Lady Kathryn looked around the room at her broken treasures and began to weep in earnest.
 
For Leah, the hours of imprisonment seemed like weeks. Without Maggie there, she knew she would have been on the brink of insanity. They slept on the flea-infested pile of blankets and straw, woke and talked, and slept again in almost total darkness. The red room was windowless, and when the single candle burned to a stub and went out, they had no other to replace it.
“Ye look dark as a gypsy,” Maggie ventured as they huddled close together. It was raining outside. They could hear the wind and torrents of rain beating at the loose boards of the house, but they couldn’t tell if it was day or night. “Are ye one of the gypsy folk? Can ye tell my fortune by my hand? A witch told me once I’d die by drowning—but I won’t, ’cause I’ll never set foot in a boat.”
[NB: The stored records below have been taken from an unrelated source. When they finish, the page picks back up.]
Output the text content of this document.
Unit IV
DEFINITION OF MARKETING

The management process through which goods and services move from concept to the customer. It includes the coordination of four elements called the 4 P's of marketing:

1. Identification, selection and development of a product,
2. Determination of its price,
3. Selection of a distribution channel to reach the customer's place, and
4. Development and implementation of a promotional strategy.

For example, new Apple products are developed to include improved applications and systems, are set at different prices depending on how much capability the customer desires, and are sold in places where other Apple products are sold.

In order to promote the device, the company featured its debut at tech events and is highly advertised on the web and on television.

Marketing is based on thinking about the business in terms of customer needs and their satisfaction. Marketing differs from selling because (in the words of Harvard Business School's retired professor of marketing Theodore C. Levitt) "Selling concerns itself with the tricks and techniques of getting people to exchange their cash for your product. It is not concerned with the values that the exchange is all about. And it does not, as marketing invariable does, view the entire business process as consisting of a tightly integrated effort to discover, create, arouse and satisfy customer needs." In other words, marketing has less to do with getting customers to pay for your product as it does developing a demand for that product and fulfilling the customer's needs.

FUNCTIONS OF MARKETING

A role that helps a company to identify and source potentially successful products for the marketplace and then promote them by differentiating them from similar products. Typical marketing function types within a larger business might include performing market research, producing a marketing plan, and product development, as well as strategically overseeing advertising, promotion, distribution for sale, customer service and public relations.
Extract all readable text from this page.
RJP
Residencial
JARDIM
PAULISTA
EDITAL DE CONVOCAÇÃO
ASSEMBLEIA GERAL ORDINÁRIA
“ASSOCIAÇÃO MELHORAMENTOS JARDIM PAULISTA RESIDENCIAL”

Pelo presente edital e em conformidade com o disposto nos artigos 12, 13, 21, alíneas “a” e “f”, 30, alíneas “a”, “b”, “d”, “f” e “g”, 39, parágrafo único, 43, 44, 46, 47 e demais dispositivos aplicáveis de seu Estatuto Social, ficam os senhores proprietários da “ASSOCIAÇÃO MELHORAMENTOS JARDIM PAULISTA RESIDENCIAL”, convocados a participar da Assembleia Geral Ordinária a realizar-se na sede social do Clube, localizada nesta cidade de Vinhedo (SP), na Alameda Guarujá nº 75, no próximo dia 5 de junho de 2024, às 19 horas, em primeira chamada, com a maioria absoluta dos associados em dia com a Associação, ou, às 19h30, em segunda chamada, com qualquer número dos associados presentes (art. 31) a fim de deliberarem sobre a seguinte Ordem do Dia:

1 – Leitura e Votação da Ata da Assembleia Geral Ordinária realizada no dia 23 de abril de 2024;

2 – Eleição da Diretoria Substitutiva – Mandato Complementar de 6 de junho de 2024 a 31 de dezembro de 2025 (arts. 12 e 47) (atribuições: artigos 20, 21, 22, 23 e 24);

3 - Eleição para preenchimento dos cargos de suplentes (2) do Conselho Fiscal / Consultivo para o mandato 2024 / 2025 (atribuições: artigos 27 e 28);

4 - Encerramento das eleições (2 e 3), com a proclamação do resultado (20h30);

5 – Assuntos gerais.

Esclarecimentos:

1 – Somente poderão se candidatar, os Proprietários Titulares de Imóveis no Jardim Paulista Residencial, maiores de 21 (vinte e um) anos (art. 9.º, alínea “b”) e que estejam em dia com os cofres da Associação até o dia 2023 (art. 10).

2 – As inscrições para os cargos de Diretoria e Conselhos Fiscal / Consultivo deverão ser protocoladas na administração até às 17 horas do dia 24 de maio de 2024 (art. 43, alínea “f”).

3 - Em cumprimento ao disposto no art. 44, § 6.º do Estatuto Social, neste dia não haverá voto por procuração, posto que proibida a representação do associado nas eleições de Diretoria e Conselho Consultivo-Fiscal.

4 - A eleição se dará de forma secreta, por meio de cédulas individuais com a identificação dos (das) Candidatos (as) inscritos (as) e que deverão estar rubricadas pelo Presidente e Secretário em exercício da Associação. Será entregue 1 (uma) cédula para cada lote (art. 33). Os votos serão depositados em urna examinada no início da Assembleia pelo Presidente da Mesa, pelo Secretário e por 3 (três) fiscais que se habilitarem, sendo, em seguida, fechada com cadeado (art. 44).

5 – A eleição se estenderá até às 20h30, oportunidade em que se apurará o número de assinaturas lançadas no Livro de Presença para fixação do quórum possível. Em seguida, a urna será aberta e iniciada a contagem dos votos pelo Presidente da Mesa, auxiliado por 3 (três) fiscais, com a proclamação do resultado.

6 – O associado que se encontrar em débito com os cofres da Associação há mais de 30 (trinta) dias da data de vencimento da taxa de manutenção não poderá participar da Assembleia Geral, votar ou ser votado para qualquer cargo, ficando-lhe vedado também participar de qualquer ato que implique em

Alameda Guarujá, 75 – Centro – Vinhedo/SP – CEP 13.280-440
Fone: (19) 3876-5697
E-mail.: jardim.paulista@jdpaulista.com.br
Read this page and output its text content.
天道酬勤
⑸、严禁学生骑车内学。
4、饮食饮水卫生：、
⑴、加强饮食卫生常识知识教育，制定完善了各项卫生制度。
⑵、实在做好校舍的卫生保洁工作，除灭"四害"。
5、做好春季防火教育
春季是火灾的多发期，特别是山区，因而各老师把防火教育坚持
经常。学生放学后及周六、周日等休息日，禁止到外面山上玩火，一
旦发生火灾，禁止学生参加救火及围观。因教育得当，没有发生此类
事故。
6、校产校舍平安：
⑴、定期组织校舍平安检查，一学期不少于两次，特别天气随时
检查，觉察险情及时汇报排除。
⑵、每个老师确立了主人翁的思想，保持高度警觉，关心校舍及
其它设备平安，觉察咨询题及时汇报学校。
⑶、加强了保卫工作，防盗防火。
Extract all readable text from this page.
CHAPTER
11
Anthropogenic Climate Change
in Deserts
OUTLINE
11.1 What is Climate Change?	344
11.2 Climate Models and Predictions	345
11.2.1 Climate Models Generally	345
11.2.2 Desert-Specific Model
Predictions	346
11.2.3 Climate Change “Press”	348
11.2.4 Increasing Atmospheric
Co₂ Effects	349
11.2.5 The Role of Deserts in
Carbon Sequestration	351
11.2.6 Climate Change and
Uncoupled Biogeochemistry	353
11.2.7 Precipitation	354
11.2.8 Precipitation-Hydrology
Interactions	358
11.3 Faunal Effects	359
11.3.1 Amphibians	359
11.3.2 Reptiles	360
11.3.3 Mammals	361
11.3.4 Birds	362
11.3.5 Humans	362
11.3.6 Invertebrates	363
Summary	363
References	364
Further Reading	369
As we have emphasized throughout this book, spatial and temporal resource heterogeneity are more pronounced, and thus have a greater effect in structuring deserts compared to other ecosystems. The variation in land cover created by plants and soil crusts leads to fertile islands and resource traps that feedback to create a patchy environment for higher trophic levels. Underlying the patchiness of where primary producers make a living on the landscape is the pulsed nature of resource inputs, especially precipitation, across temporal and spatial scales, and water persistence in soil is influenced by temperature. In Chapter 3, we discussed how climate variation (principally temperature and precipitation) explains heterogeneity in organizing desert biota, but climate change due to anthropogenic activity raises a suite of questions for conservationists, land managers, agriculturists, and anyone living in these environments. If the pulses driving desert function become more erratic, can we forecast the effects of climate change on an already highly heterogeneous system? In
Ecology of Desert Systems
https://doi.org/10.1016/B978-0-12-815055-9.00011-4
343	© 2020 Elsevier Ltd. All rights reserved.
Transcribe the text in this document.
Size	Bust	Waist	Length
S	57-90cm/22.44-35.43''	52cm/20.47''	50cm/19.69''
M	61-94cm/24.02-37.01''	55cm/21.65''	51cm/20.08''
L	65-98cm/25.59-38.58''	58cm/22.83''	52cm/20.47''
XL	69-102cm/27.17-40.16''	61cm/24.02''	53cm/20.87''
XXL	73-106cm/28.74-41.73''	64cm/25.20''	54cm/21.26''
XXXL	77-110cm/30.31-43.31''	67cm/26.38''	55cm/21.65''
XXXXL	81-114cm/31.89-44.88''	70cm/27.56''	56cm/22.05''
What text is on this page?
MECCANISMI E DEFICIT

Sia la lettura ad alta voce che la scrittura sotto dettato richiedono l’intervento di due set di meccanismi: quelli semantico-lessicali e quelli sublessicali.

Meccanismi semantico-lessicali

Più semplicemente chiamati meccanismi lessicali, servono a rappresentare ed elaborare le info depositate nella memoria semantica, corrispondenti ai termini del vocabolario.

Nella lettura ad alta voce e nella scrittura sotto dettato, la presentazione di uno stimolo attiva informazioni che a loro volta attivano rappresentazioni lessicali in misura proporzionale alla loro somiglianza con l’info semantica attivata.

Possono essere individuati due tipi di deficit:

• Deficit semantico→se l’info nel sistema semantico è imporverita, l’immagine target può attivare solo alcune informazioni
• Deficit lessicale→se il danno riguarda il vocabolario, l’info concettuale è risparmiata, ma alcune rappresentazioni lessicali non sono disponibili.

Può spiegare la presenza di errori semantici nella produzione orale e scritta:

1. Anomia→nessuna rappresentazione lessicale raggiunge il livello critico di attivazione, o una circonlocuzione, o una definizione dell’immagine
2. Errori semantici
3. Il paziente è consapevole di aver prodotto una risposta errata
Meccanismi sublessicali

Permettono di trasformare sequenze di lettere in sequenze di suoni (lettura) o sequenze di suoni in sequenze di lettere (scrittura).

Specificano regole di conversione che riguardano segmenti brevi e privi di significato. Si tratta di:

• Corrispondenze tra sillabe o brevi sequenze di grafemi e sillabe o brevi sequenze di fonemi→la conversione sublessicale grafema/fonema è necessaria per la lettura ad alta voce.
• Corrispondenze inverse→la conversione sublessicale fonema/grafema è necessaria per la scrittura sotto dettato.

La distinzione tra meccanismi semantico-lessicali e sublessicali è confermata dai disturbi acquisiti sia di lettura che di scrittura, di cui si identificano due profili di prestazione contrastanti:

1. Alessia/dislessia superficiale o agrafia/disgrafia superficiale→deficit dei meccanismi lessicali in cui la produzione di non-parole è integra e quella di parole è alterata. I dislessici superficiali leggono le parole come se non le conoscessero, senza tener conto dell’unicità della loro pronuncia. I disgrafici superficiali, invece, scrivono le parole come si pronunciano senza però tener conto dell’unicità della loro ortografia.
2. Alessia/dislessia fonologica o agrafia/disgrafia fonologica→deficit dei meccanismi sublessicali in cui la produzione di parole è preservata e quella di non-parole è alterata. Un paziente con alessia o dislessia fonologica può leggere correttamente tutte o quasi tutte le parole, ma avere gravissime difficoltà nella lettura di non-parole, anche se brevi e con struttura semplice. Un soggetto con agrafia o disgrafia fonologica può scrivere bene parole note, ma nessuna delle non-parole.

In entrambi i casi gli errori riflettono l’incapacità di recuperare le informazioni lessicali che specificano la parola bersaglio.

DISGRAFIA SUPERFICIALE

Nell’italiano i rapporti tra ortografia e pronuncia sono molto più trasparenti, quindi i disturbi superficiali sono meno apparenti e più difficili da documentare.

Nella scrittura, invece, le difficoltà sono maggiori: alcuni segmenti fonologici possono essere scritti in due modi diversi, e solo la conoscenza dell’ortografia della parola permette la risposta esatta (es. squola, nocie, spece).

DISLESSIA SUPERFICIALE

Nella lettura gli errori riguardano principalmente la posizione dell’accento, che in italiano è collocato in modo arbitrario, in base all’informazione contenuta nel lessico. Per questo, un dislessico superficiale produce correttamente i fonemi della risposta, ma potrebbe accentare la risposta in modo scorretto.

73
“Nay,” Leah answered softly. She liked this tough English girl who’d offered her friendship and a share of her blanket without hesitation. “I be not gypsy.”
“Scot, then. I’ve a mind to see Scotland someday. They say it’s a fair land, with hills o’ heather. And ye don’t have to cross water to get t’ it. A priest told me so.”
“My father was Scot,” Leah admitted, “but my home is in America. I be Shawnee—what ye call an Indian.”
“Lidikins! Fer true? Ye’d not play fast and loose with me, would ye?”
Leah chuckled. “Nay. I like ye, Maggie. I’d nay poke fun at ye.”
“If I get away before ye, I’ll hunt out Davy the Watch. I’ll tell him Mother’s got ye locked away fer her rotten trade. Most authorities is in the pay of Mother, but not Davy. I seen him give her a knock with his staff one mornin’. If we do get away together, I’ll show ye where—” Maggie broke off. “Shhh. Do ye hear that?”
Footsteps came up the last flight of stairs and stopped outside the door.
“Who’s there?” Maggie called. “We’re hungry.”
The bolt rasped and the door swung open. Leah blinked at the sudden brightness of the candlelight. A cadaverous-looking man set a bucket on the floor in front of him. His arms were overlong and so thin you could see the veins standing out on them; his fingers were stained nearly black and extended with yellowed nails that curved downward like the claws of a bird.